Optum Idaho insists that all changes are part of its “commitment to ensuring that people are getting access to the right care at the right time,” said Becky diVittorio, executive director.

She said the Medicaid program Optum is creating in Idaho is more of a “member-centric” system that puts a focus on customized treatment plans — building goals based on a person’s strengths.

“We take provider payments very seriously. We work to ensure providers are paid in a timely and accurate fashion,” diVittorio said.

She said Optum has exceeded its contractual obligations to pay almost all “clean claims” — those for which it doesn’t need to request more information, for example — within 30 calendar days. In the first quarter of 2015, it paid all claims within 90 calendar days, she said.

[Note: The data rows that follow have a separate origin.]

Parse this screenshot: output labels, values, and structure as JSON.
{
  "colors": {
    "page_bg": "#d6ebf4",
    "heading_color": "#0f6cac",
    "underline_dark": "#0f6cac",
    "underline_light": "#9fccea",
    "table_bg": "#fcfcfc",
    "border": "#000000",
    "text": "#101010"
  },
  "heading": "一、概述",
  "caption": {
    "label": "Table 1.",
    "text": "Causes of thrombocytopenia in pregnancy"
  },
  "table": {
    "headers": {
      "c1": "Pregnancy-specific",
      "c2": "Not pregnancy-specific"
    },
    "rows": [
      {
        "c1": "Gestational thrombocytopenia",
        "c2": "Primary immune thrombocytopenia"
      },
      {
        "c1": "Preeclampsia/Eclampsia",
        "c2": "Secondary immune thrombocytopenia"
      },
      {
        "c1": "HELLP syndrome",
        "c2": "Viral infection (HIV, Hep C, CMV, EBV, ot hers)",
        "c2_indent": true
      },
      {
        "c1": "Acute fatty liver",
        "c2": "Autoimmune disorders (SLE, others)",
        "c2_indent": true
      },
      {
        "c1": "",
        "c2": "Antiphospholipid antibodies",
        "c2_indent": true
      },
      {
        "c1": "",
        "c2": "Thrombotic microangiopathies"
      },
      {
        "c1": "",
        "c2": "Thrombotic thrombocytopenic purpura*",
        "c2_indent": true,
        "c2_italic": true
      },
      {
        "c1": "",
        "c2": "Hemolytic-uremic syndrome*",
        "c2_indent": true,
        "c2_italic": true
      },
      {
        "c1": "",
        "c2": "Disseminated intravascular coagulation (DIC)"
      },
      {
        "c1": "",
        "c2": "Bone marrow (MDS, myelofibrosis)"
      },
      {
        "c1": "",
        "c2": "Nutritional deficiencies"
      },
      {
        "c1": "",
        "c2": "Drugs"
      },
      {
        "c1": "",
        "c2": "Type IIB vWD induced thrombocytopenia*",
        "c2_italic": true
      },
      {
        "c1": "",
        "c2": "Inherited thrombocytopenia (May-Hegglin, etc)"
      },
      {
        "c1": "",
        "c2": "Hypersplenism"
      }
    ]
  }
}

“We have contracts with our providers, and we have a contract with the state,” diVittorio said. “We meet those agreements that we have, and we have supports in place for providers. ... That’s really important to us.”

She added that the company has provided mental-health first aid training to 200 people statewide in nine separate trainings. Idaho Medicaid members also are using peer-support services — akin to a supportive mentorship — at a growing rate, with usage increasing by 50 percent in the last six months of 2014.

Optum has increased the number of people receiving family therapy threefold, she said, to more than 14,000 people in the latest fiscal year. Optum increased the number receiving individual therapy by 41 percent, to more than 30,000 people.

But the Idaho Legislature in March directed its staff, through the Office of Performance Evaluations, to study the state’s $10.5 million-a-month contract with Optum. A report is expected in January.

“Frankly, I think we may well have written a contract that was very difficult for any vendor to fulfill,” Rep. John Rusche, D-Lewiston, told Boise State Public Radio in March.

Ross Edmunds, who runs the Idaho Department of Health and Welfare’s behavioral health division, said there hasn’t been much of a change — increase or decrease — in the number of people being hospitalized for mental-health crisis in the past year.

But he points to progress:

•  The

settlement of a longtime lawsuit

over the state’s services for children with serious emotional disturbances.

•  New behavioral health boards are operating as a result of state overhauls, and the board for a district that includes Ada County has signed a contract with the Central District Health Department to create a less fragmented social-service safety net for people with mental illnesses and substance-abuse disorders. For example, when a person with addiction leaves inpatient care, he may now end up sleeping on his dealer’s couch. The health department and the board are tasked with finding ways to ensure that person can find housing instead.

•  The state’s first mental-health crisis center is open in Idaho Falls, and another is slated to open this year in Coeur d’Alene. They offer an alternative to the emergency room, or jail, for people in crisis. The department will request funding from the Idaho Legislature for a third center in the next budget cycle, he said.

Edmunds says that despite complaints from its local mental-health contractors, the state is satisfied that Optum has improved the effectiveness of Idaho’s limited mental-health Medicaid dollars, and companies that provide services seem to be adapting.

“I don’t hear near as much, quite honestly, from providers,” he said.

“My impression is Optum is consistent” when it comes to payments and approved services, he said. “Some of the waves in the ocean are kind of smoothing out.”

(Correction: A description of the Jeff D. lawsuit, over the state’s services for children with serious emotional disturbances, has been corrected.)